Gary Haeger started coat drive in 1988

Twenty-four years later, Tony Medlin remembers the start like it was 500,000 coats ago.

Which the Chicago Bears Coat Drive is.

In 1988, Gary Haeger was the Bears' head equipment manager and Medlin his assistant. They were driving to Soldier Field on a Sunday to set up for a game.

Out on the street were people shivering in the cold. Haeger and Medlin wondered how they could help. The idea of the Bears collecting coats was born.

“He started it,” Medlin says of Haeger, “and I picked up on it.”

Medlin replaced Haeger as head equipment manager in 1997 and became chairman of the coat drive.

That makes Medlin, no matter how the Bears' season is going, the Most Valuable Person in Halas Hall every December. This year's campaign will end Sunday.

These aren't the best of times for the Bears on the field. They have lost four of five games. Head coach Lovie Smith is under fire. Key players are suffering injuries at an alarming rate.

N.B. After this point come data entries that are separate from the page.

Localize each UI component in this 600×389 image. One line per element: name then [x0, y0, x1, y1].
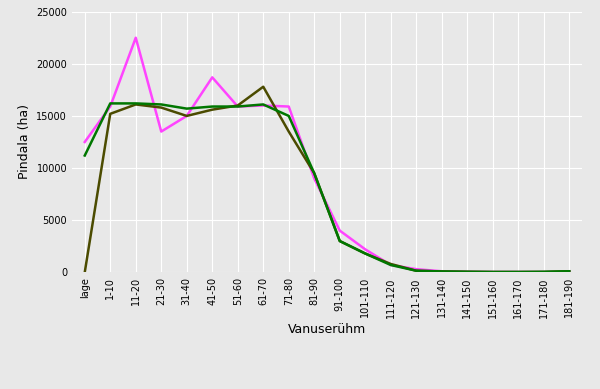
2118 [285, 129, 292, 134]
2218 [489, 270, 496, 274]
2018 [158, 129, 165, 134]
X-axis label: Vanuserühm: Vanuserühm [288, 323, 366, 336]
2018 [107, 104, 114, 109]
2218 [540, 270, 547, 274]
2118 [183, 114, 190, 118]
2118 [515, 270, 522, 274]
2018 [81, 140, 88, 144]
Y-axis label: Pindala (ha): Pindala (ha) [18, 105, 31, 179]
2218 [209, 104, 216, 109]
2018 [209, 75, 216, 80]
2218 [260, 102, 267, 107]
2018 [489, 270, 496, 274]
2018 [183, 114, 190, 118]
2118 [489, 270, 496, 274]
2018 [438, 269, 445, 273]
2118 [158, 105, 165, 110]
2218 [81, 153, 88, 158]
2118 [566, 269, 573, 273]
Line: 2218: 2218 [85, 103, 569, 272]
2018 [362, 247, 369, 252]
2018 [387, 263, 394, 267]
2218 [413, 268, 420, 273]
2118 [132, 102, 139, 107]
2218 [285, 114, 292, 118]
2118 [336, 239, 343, 244]
2118 [260, 84, 267, 89]
2218 [362, 251, 369, 256]
2218 [107, 101, 114, 106]
2118 [464, 270, 471, 274]
2018 [285, 104, 292, 109]
2018 [566, 270, 573, 274]
2218 [438, 269, 445, 274]
2018 [413, 267, 420, 272]
2118 [413, 268, 420, 273]
Line: 2118: 2118 [85, 87, 569, 272]
2218 [132, 101, 139, 106]
2018 [336, 228, 343, 233]
2118 [234, 103, 241, 108]
2218 [336, 239, 343, 244]
2218 [387, 263, 394, 267]
2118 [107, 112, 114, 116]
2218 [464, 270, 471, 274]
2118 [209, 107, 216, 112]
2018 [464, 270, 471, 274]
2118 [362, 251, 369, 256]
2118 [311, 171, 318, 175]
2218 [234, 104, 241, 109]
2218 [566, 269, 573, 273]
2018 [234, 104, 241, 109]
2018 [260, 103, 267, 108]
2018 [515, 270, 522, 274]
2218 [183, 106, 190, 111]
2018 [540, 270, 547, 274]
2218 [158, 102, 165, 107]
Legend: 2018, 2118, 2218: 2018, 2118, 2218 [217, 388, 437, 389]
2118 [387, 262, 394, 266]
2118 [81, 270, 88, 275]
2018 [311, 176, 318, 181]
2218 [515, 270, 522, 274]
2018 [132, 35, 139, 40]
2118 [540, 270, 547, 274]
2218 [311, 171, 318, 175]
Line: 2018: 2018 [85, 38, 569, 272]
2118 [438, 269, 445, 274]
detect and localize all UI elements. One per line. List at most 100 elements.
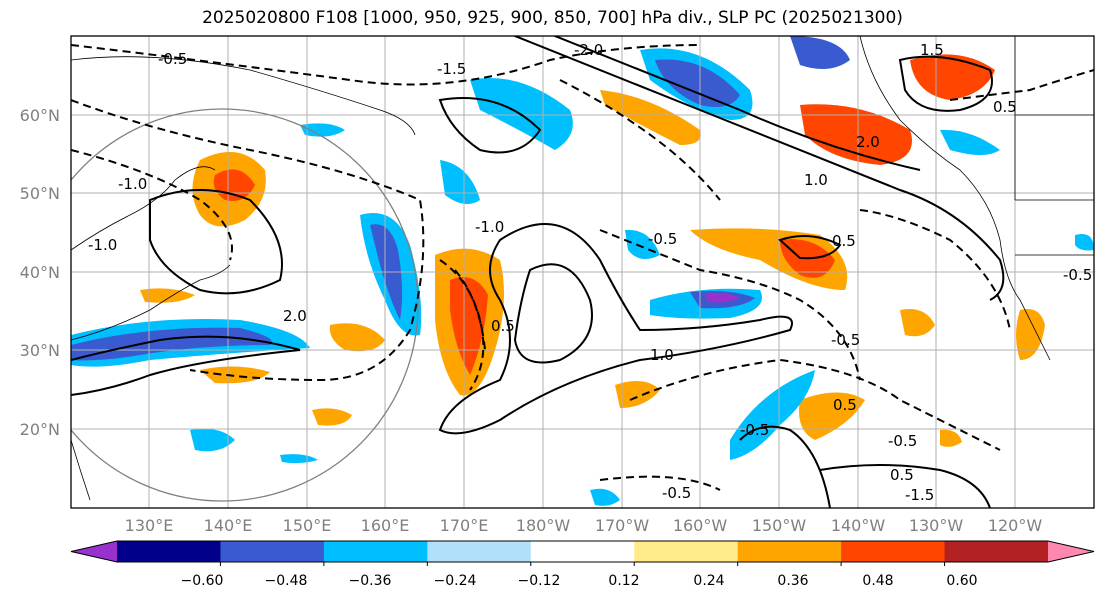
slp-contour-positive — [71, 335, 301, 396]
lon-label: 160°W — [673, 516, 728, 535]
slp-contour-positive — [898, 55, 993, 112]
coastline — [71, 56, 416, 136]
coastline — [71, 264, 231, 341]
lon-label: 140°E — [204, 516, 253, 535]
contour-label: -0.5 — [158, 50, 187, 68]
colorbar-tick-label: −0.12 — [518, 573, 561, 589]
div-negative-region — [730, 370, 815, 460]
colorbar-tick-label: 0.36 — [777, 573, 808, 589]
div-negative-region — [280, 454, 318, 464]
div-negative-core — [71, 327, 272, 361]
slp-contour-negative — [859, 209, 1011, 331]
colorbar-extend-min — [71, 541, 117, 562]
contour-label: -0.5 — [648, 230, 677, 248]
colorbar-segment — [117, 541, 221, 562]
div-positive-region — [900, 309, 935, 337]
lat-label: 30°N — [20, 341, 60, 360]
slp-contour-positive — [438, 223, 793, 435]
contour-label: -0.5 — [740, 421, 769, 439]
slp-contour-negative — [71, 149, 233, 261]
coastline — [859, 36, 1051, 361]
div-positive-region — [600, 90, 701, 145]
slp-contour-negative — [949, 69, 1094, 101]
lat-label: 60°N — [20, 106, 60, 125]
colorbar-segment — [634, 541, 739, 562]
div-negative-region — [300, 123, 345, 137]
coastlines — [71, 36, 1094, 501]
div-positive-core — [450, 277, 488, 375]
div-negative-region — [625, 229, 660, 259]
lon-label: 170°W — [595, 516, 650, 535]
div-positive-region — [799, 392, 865, 440]
slp-contour-positive — [512, 36, 1005, 301]
colorbar — [70, 540, 1095, 566]
slp-contour-positive — [438, 97, 542, 154]
contour-label: -2.0 — [574, 41, 603, 59]
colorbar-tick-label: 0.60 — [946, 573, 977, 589]
colorbar-segment — [737, 541, 842, 562]
contour-label: -1.5 — [905, 486, 934, 504]
coastline — [71, 439, 91, 501]
div-negative-region — [590, 488, 620, 506]
range-circle — [71, 108, 419, 502]
slp-contour-negative — [71, 44, 701, 86]
contour-label: 1.0 — [650, 346, 674, 364]
contour-label: -0.5 — [831, 331, 860, 349]
colorbar-segment — [944, 541, 1049, 562]
colorbar-segment — [841, 541, 946, 562]
lon-label: 130°W — [909, 516, 964, 535]
contour-label: 1.5 — [920, 41, 944, 59]
map-title: 2025020800 F108 [1000, 950, 925, 900, 85… — [202, 8, 903, 28]
slp-contour-positive — [552, 36, 921, 171]
lat-label: 20°N — [20, 420, 60, 439]
contour-label: -1.5 — [437, 60, 466, 78]
lon-label: 130°E — [125, 516, 174, 535]
contour-label: -0.5 — [888, 432, 917, 450]
div-negative-core — [655, 59, 740, 108]
map-content: -0.5 -1.5 -2.0 1.0 1.5 2.0 0.5 -0.5 -1.0… — [71, 36, 1094, 508]
div-negative-region — [940, 129, 1000, 155]
colorbar-tick-label: 0.12 — [608, 573, 639, 589]
slp-contour-positive — [513, 263, 593, 364]
colorbar-tick-label: 0.48 — [862, 573, 893, 589]
longitude-labels: 130°E 140°E 150°E 160°E 170°E 180°W 170°… — [125, 516, 1043, 535]
div-positive-region — [200, 366, 270, 384]
slp-contour-negative — [599, 475, 721, 491]
contour-label: 0.5 — [491, 317, 515, 335]
slp-contour-negative — [599, 229, 861, 381]
div-positive-region — [940, 429, 962, 447]
contour-label: 0.5 — [833, 396, 857, 414]
lon-label: 140°W — [831, 516, 886, 535]
colorbar-tick-label: −0.60 — [181, 573, 224, 589]
contour-label: 0.5 — [993, 98, 1017, 116]
contour-labels: -0.5 -1.5 -2.0 1.0 1.5 2.0 0.5 -0.5 -1.0… — [88, 41, 1092, 504]
div-negative-region — [190, 428, 235, 452]
lon-label: 150°E — [283, 516, 332, 535]
latitude-labels: 60°N 50°N 40°N 30°N 20°N — [20, 106, 60, 439]
colorbar-tick-label: −0.36 — [349, 573, 392, 589]
colorbar-tick-label: 0.24 — [693, 573, 724, 589]
div-negative-peak — [705, 292, 740, 303]
lat-label: 40°N — [20, 263, 60, 282]
lat-label: 50°N — [20, 184, 60, 203]
slp-contour-positive — [778, 235, 842, 260]
slp-contours-negative — [71, 44, 1094, 491]
div-positive-region — [615, 381, 660, 408]
div-positive-region — [140, 288, 195, 303]
contour-label: -1.0 — [475, 218, 504, 236]
lon-label: 120°W — [988, 516, 1043, 535]
slp-contour-positive — [739, 425, 831, 508]
contour-label: 0.5 — [890, 466, 914, 484]
contour-label: 2.0 — [283, 307, 307, 325]
coastline — [71, 166, 216, 251]
colorbar-segment — [220, 541, 325, 562]
slp-contour-negative — [454, 269, 486, 351]
colorbar-tick-labels: −0.60 −0.48 −0.36 −0.24 −0.12 0.12 0.24 … — [181, 573, 978, 589]
colorbar-tick-label: −0.24 — [434, 573, 477, 589]
lon-label: 180°W — [516, 516, 571, 535]
slp-contour-negative — [629, 358, 1001, 451]
lon-label: 160°E — [361, 516, 410, 535]
contour-label: 1.0 — [804, 171, 828, 189]
div-negative-region — [790, 36, 850, 69]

But as bad as things have become for the Bears, none of them will be without winter clothing. Medlin worries about the team's fortunes but has a warm spot in his heart for others, too.

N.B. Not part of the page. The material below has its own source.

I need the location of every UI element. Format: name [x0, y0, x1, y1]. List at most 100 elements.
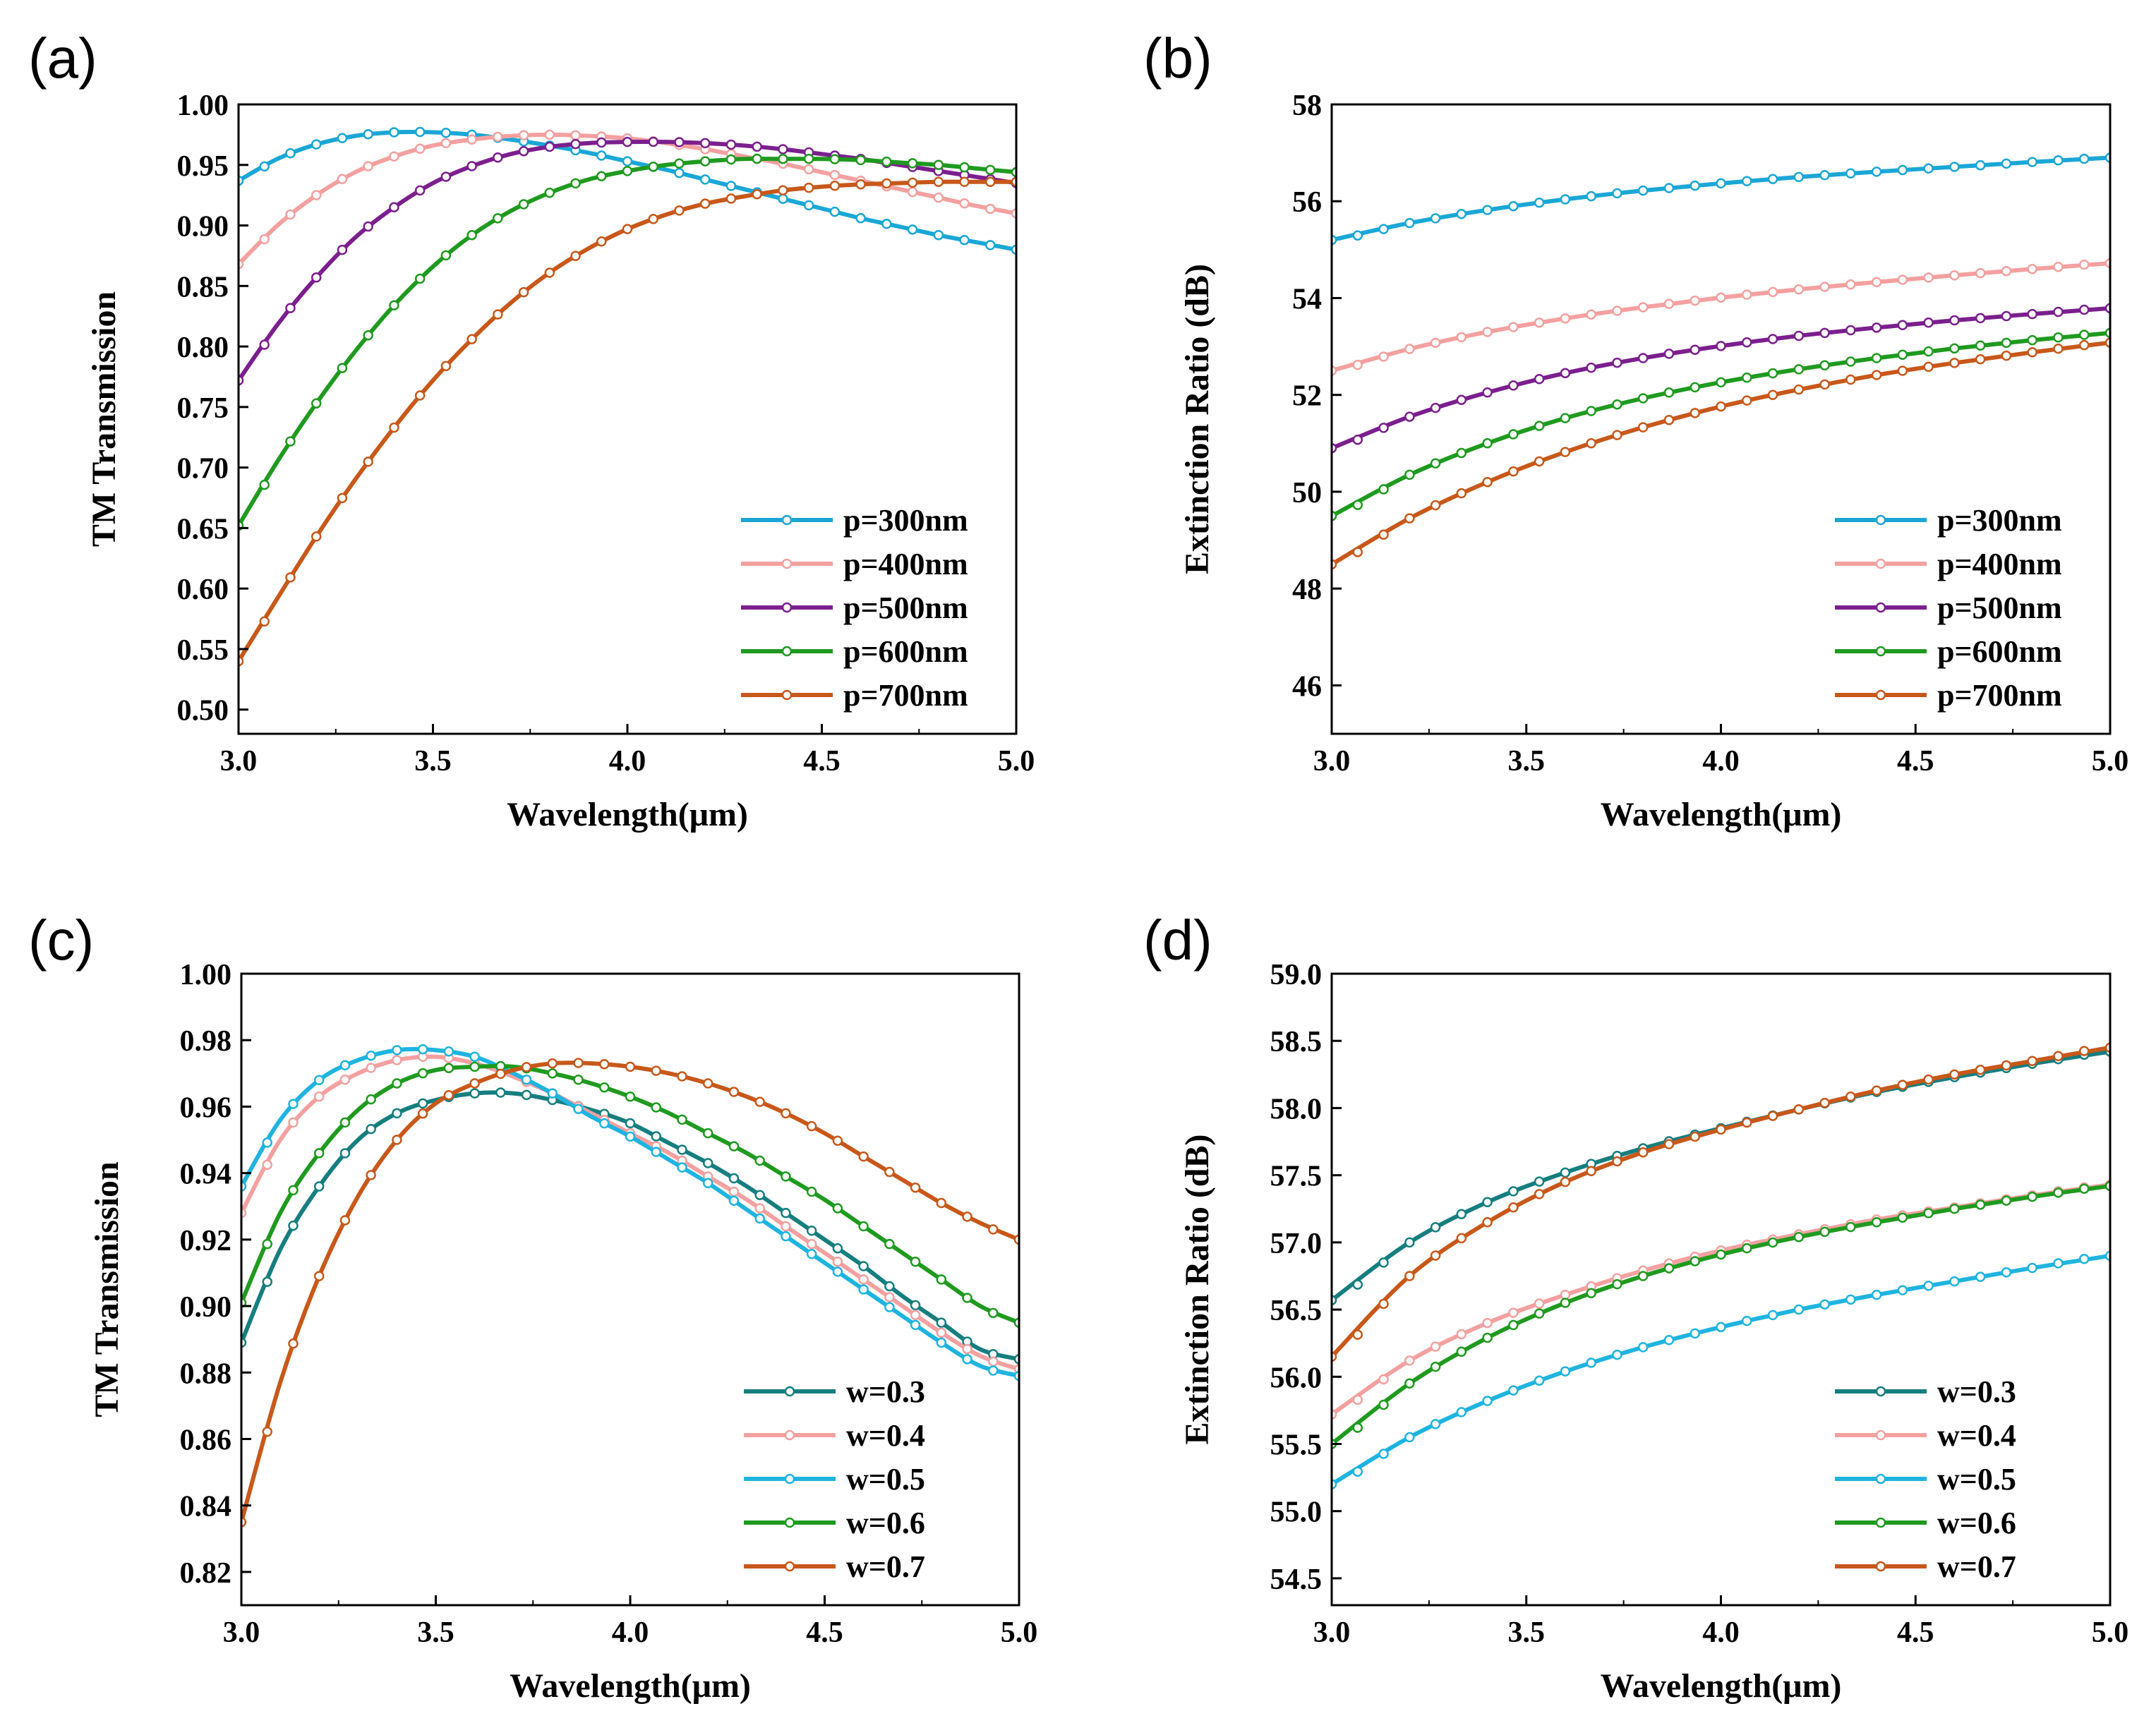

“It's hard to have a cutoff point,” Medlin says of all the things the needy need. “You know you can't help everybody, but you can't have a cutoff point.”

So Medlin and others within the Bears' organization work to make the coat drive a success. They do it for unfortunate adults, for innocent children, for as many people as they can provide with a more bearable winter.

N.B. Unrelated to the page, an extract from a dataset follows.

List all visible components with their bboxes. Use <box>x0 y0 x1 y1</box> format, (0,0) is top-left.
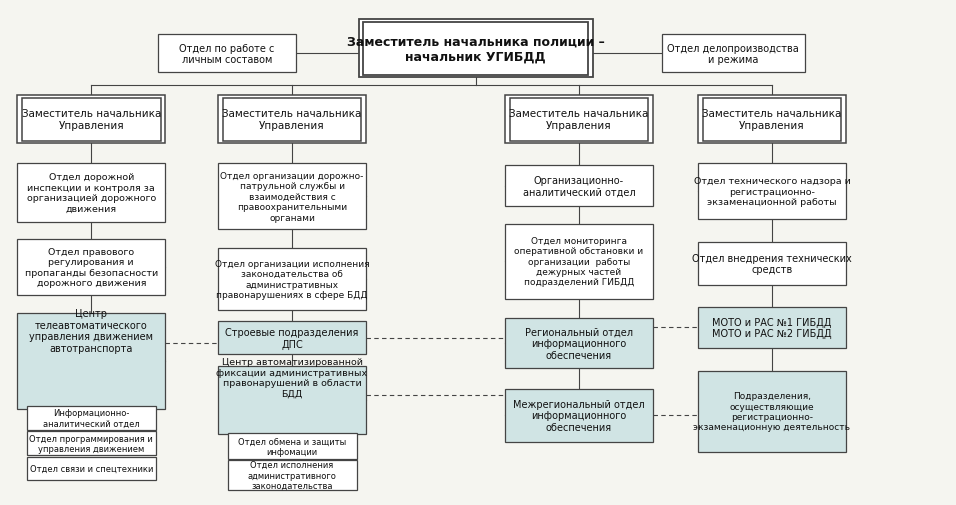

During the early years of the coat campaign fans could drop them off at one designated Bears game each season. Haeger's father's automobile dealership in Des Plaines was the other place people could make a donation.

Between 7,000 and 10,000 coats were collected that first year. In 2012, it will be an estimated 30,000. The 24-year tally will be about a half-million.

Different corporate sponsors and charitable agencies joined in over time: Some came; some went; some stayed. Among the primaries partners working with the Bears and Medlin now are the Salvation Army, Jewel-Osco and William Meyers Movers.

Coats aren't collected at a game anymore. They can be dropped into boxes inside any of Jewel-Osco's 189 local stores.

On Oct. 30, Bears defensive end Julius Peppers made an appearance at the Jewel location in Libertyville and hundreds of people lined up from the front of the store to the back to meet him. Medlin estimates that 300 to 400 coats were collected there that day alone.

The Bears' coat drive officially benefits the Salvation Army and public schools around the Chicagoland area.

The Salvation Army distributes the coats, and it's mind-boggling how many folks need the bare necessity of winter wear.

The good news is that there always are more people ready to donate a coat; the bad news is there always are more people who don't have one.

Schools phone and ask for coat vouchers for their students. Shelters request them for the homeless. The suddenly unemployed need them for their families.

Tony Medlin says when asked what it feels like to help so many people, “It's a thrill.”

Now Medlin, the Bears and other Chicagoland coat drives need you to help them help others stay warm this winter.

Please, see what you can do before the Bears' deadline Sunday.